Tuberculosis is an infectious disease which commonly affects the lungs and can be spread from person to person through airborne particles produced by coughing or sneezing. While treatable in most cases with an antibiotic regimen, TB nevertheless remains one of the world’s top infectious disease killers. The disease has its greatest impact on low and middle-income countries, causing 1.5 million deaths worldwide in the year 2014, according to the World Health Organization.
Last month, Prime Minister Justin Trudeau called on the international community to pledge more money to fight AIDS, malaria and tuberculosis, saying that the three combined diseases kill an estimated 8,000 people every day, with girls and women in developing countries most strongly affected. “Poverty is sexist,” Trudeau said from an international donor conference in Montreal. “The women and young girls who live in poverty are particularly exposed to disease.
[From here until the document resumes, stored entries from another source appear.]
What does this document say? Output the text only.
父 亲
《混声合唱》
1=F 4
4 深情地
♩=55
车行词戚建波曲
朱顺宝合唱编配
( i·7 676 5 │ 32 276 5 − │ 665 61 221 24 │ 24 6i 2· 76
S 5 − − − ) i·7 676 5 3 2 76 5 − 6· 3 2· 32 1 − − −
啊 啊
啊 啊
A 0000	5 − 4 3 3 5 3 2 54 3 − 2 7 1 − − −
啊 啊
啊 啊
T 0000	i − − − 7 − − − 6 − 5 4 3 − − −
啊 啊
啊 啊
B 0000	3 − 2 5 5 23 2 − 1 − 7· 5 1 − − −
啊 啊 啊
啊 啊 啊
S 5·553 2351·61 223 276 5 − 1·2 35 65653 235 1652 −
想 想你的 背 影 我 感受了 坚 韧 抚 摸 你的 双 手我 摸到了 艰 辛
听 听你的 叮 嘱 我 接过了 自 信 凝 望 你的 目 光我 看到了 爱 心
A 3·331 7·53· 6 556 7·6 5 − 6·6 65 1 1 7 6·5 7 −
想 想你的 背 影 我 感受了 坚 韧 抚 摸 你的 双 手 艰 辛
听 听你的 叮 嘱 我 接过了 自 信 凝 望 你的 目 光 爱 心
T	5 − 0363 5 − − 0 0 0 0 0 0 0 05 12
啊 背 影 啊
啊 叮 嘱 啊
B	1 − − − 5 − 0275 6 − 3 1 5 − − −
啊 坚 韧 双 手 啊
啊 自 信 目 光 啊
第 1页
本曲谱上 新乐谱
For them, it is more difficult to surmount obstacles that prevent them from becoming educated and they are victims every day of social and political discrimination.”
In Canada, the number of people contracting tuberculosis in the territory of Nunavut is 40 times the national average at a rate of 143 cases per 100,000 people. The majority of cases involve latent tuberculosis, which itself is not contagious nor does it present with symptoms, however 10 per cent of patients with latent TB eventually develop active TB within one or more years. Nunavut Health Minister Monica Ell-Kanayuk says that TB is a “major concern” in Nunavut, due to prevailing risk factors such as poverty, overcrowding, poor housing and poor nutrition.
TB rates among First Nations Canadians have decreased significantly over the past few decades, according to Health Canada, which started a Strategy Against Tuberculosis for First Nations On-Reserve in 2012. The strategy calls for renewed focus on primary prevention especially in remote communities and developing stronger ties between all levels of government to deliver a coordinated approach.
While a vaccine against TB has been in existence for almost a century, its use in preventing the contraction of TB is limited to about 20 per cent of cases. As a result, a number of industrialized countries have discontinued widespread vaccination against TB, including Canada which did so in the 1970s but currently maintains vaccination programs for high risk groups and First Nations and Inuit populations.